La victoire serait aux plus forts et aux plus brutaux. Elle devait sourire encore à Lebrac et à son armée.
Les plus atteints partirent individuellement. Boulot, le nez écrasé par un anonyme coup de sabot, regagna le Gros Buisson en s’épongeant comme il pouvait; mais du côté des Velrans c’était la débandade: Tatti, Pissefroid, Lataupe, Bousbot et sept ou huit autres filaient à cloche-pied ou le bras en écharpe ou la gueule en compote et d’autres encore les suivirent et encore quelques-uns, de sorte que les valides, se voyant petit à petit abandonnés et presque sûrs de leur perte, cherchèrent eux aussi leur salut dans la fuite, mais pas assez vite cependant pour que Touegueule, Migue la Lune et quatre autres ne fussent bel et bien enveloppés, chipés, empoignés et emmenés tout vifs au camp du Gros Buisson, à grand renfort de coups de pied au cul.
Ce fut vraiment une belle journée.
La Marie, prévenue, était à la cabane. Gambette y conduisit Boulot pour le faire panser. Lui-même prit une casserole et fila dare dare à la source la plus proche puiser de l’eau fraîche pour laver le pif endommagé de son vaillant compaing, tandis que, durant ce temps, les vainqueurs désustentaient leurs prisonniers des objets divers encombrant leurs poches et tranchaient impitoyablement tous les boutons.

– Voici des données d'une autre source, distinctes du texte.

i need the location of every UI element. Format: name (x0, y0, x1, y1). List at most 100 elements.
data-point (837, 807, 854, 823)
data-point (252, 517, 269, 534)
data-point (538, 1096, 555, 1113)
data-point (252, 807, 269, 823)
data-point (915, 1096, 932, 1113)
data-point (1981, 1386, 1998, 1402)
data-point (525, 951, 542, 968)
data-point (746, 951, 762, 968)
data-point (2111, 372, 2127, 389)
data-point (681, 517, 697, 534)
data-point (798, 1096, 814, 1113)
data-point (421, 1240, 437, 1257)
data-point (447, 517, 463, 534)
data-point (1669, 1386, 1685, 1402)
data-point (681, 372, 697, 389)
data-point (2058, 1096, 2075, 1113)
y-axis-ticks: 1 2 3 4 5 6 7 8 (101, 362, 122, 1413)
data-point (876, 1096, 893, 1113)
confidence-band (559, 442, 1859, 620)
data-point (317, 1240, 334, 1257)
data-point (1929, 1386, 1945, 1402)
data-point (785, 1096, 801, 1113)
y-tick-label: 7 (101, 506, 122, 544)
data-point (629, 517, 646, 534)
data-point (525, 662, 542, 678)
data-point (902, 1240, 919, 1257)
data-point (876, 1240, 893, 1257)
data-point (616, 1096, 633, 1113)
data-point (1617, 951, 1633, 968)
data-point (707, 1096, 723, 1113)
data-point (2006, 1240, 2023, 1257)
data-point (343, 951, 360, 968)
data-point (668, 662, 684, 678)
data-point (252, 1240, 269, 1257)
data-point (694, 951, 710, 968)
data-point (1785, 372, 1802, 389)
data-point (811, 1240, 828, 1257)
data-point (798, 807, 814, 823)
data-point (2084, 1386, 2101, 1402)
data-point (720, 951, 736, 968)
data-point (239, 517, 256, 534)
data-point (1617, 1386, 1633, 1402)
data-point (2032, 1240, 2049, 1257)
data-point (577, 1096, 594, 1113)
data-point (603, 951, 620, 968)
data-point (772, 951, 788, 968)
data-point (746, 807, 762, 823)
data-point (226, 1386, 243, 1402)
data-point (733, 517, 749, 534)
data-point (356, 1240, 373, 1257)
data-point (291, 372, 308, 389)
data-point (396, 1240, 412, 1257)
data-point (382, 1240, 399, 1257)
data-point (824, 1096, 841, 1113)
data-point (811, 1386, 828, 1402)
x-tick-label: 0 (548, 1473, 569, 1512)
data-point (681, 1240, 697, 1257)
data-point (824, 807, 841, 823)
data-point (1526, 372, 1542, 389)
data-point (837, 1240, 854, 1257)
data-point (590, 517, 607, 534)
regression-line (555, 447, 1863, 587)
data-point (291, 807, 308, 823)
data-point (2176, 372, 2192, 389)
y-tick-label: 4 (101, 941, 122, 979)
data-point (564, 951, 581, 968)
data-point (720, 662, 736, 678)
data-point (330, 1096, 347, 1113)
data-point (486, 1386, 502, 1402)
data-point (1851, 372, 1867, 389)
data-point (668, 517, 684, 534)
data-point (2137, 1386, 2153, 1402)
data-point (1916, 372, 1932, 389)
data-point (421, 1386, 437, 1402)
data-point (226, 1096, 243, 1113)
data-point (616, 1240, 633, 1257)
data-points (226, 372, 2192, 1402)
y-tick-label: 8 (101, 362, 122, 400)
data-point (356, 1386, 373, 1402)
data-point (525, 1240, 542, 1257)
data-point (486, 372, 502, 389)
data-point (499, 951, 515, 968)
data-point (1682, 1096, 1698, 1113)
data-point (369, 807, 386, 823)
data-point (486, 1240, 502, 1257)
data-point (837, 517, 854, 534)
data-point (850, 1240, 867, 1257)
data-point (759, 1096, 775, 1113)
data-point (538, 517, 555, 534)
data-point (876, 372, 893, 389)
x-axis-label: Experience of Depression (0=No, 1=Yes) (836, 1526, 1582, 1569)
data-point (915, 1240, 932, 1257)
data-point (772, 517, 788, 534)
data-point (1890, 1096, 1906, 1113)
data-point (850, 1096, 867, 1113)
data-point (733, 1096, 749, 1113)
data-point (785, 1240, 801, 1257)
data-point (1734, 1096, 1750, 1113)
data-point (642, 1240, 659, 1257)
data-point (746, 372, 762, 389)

Ils y passèrent chacun à son tour. Ce fut Touegueule qui eut les honneurs de la soirée; Camus le soigna particulièrement, n’omit point de lui confisquer sa fronde et l’obligea à rester à cul nu devant tout le monde, jusqu’à la fin de l’exécution.
Les quatre autres, qui n’avaient pas encore été pincés, furent échenillés à leur tour simplement, froidement, sans barbarie inutile.

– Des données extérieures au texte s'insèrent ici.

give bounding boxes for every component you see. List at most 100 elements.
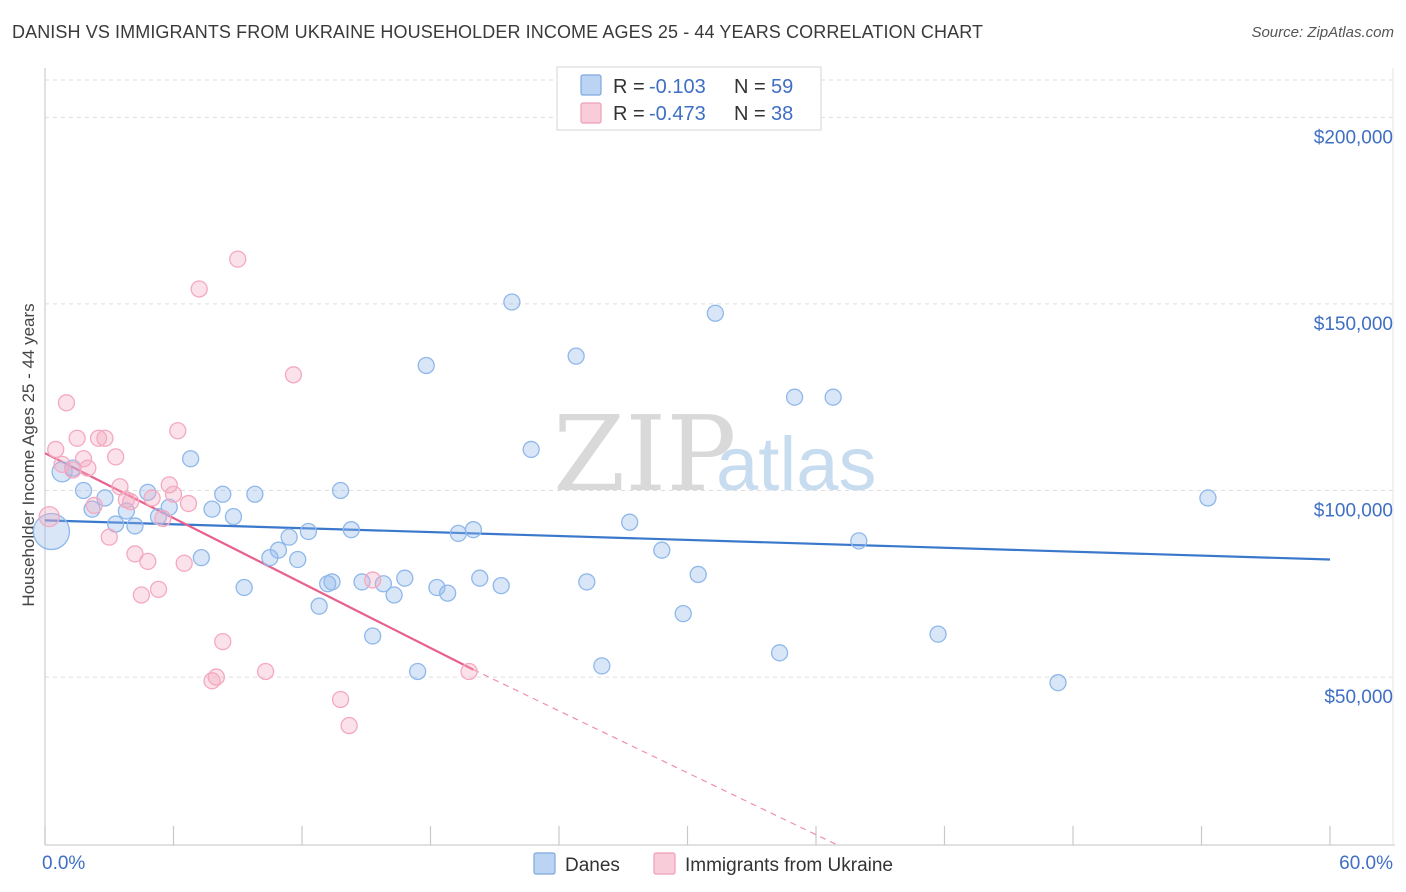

On avait réservé Migue la Lune pour le dernier, pour la bonne bouche, comme on disait. N’avait-il pas dernièrement porté une griffe sacrilège sur le général après l’avoir fait trébucher traîtreusement! Oui, c’était ce pleurnicheur, ce «jean-grognard», cette «mort aux rats» qui avait osé frapper d’une baguette les fesses d’un guerrier désarmé qu’il était bien incapable de prendre. La réciproque s’imposait. Il serait fessé d’importance. Mais une odeur caractéristique émanait de sa personne, une odeur insupportable, infecte, qui, malgré leur endurance, fit se boucher le nez aux exécuteurs des hautes œuvres de Longeverne.
Ce salaud-là pétait comme un ronsin[68]! Ah! il se permettait de péter!
Migue la Lune balbutiait des syllabes inintelligibles, larmoyant et pleurnichant, la gorge secouée de sanglots. Mais quand, tous les boutons étant tranchés, le pantalon tomba et qu’on découvrit la source d’infection, on s’aperçut, en effet, que l’odeur pouvait perdurer avec tant de véhémence. Le malheureux avait fait dans sa culotte et ses maigres fesses conchiées répandaient tout alentour un parfum pénétrant et épouvantable, tant que, généreux quand même, le général Lebrac renonça aux coups de verge vengeurs et renvoya son prisonnier comme les autres, sans plus de dépens, heureux, au fond, et jubilant de cette punition naturelle infligée, par sa couardise, au plus sale guerrier que les Velrans comptaient dans leurs rangs de peigne-culs et de foireux.